Nano then joined us and we were made aware that he can glass paint and also plays Kabaddi professionally. He’s trying to make the state team and get into a company team, saying they pay good money. He also teaches painting to kids and though not much of a photographer himself, passes along that knowledge. Lotfi passed around his iPhone asking us to give us our emails so that he can us the photos he took on the tour. Peter took inside and out photos of his Masala Dosa which was amusing to me and he seemed to enjoy having it. Though initially finding the puris too hot, I showed the trick of poking holes in the puris to Friederike and how to eat them. It was such a contrast showing her how to do these little things I have been doing since I was little. She did not know what puris were and asked me what they were called. She later noted she wasn’t able to finish her bhaji.
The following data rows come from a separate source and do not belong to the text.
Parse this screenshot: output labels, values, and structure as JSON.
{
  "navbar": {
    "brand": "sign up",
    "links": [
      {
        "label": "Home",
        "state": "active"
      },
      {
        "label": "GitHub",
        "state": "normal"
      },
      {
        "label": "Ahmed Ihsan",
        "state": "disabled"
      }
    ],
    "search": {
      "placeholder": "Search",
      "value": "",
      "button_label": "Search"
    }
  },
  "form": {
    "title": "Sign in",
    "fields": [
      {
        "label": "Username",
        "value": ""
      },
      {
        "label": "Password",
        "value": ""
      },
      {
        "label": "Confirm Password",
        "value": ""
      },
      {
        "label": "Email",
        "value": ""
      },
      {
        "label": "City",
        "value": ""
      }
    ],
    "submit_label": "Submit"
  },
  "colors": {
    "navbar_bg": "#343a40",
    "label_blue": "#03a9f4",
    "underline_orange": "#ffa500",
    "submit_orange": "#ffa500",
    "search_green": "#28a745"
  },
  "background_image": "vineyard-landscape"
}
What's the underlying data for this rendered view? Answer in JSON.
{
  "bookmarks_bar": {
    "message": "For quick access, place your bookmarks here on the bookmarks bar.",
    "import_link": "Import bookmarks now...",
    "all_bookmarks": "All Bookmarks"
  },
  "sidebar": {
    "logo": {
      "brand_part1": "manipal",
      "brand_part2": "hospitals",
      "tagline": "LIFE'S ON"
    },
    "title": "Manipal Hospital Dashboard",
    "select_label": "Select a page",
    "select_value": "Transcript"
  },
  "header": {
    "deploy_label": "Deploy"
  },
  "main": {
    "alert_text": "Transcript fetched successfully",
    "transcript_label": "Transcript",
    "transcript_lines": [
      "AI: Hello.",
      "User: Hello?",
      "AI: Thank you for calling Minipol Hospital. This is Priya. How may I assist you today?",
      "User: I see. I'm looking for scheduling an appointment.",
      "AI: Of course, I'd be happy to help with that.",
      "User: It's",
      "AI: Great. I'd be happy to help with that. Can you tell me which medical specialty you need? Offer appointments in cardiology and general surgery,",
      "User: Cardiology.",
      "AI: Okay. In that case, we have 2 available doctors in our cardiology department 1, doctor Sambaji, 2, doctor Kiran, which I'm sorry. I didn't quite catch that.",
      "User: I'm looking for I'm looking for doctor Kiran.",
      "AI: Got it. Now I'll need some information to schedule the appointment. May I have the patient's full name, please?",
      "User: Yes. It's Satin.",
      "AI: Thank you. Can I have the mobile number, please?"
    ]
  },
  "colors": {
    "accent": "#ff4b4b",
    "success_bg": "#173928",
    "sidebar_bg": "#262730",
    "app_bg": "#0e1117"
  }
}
I told her she could get extra puris to finish her bhaji but she was “good”. Seeing me mix my remaining bhaji and chutney and eating them with a spoon, she proceeded to do the same herself and made an admirable effort.
It was late by this time and though the tour was supposed to end at 10, it was past 11 at this point. Peter asked me if it was convention to tip our two guides. He and Friederike then said their goodbyes. I did mine and Lotfi, Anneka and Susan seemed to be in the process of leaving themselves. I asked Nano outside how long would it take to reach CST and if I would be able to make it since I had my train at 12:45. He said I would easily make it and that I should take a cab. He even proceeded to hail one for me but that particular cab driver did not want to stop. I inquired how long would it take me to walk and he said 20 mins, so I decided I would walk instead. I had to ask for the correct direction to the station a couple of times, and I reached well early with 25 mins to go.
As Margaret Jo McCullen and Teri Rialto would say, “good times”.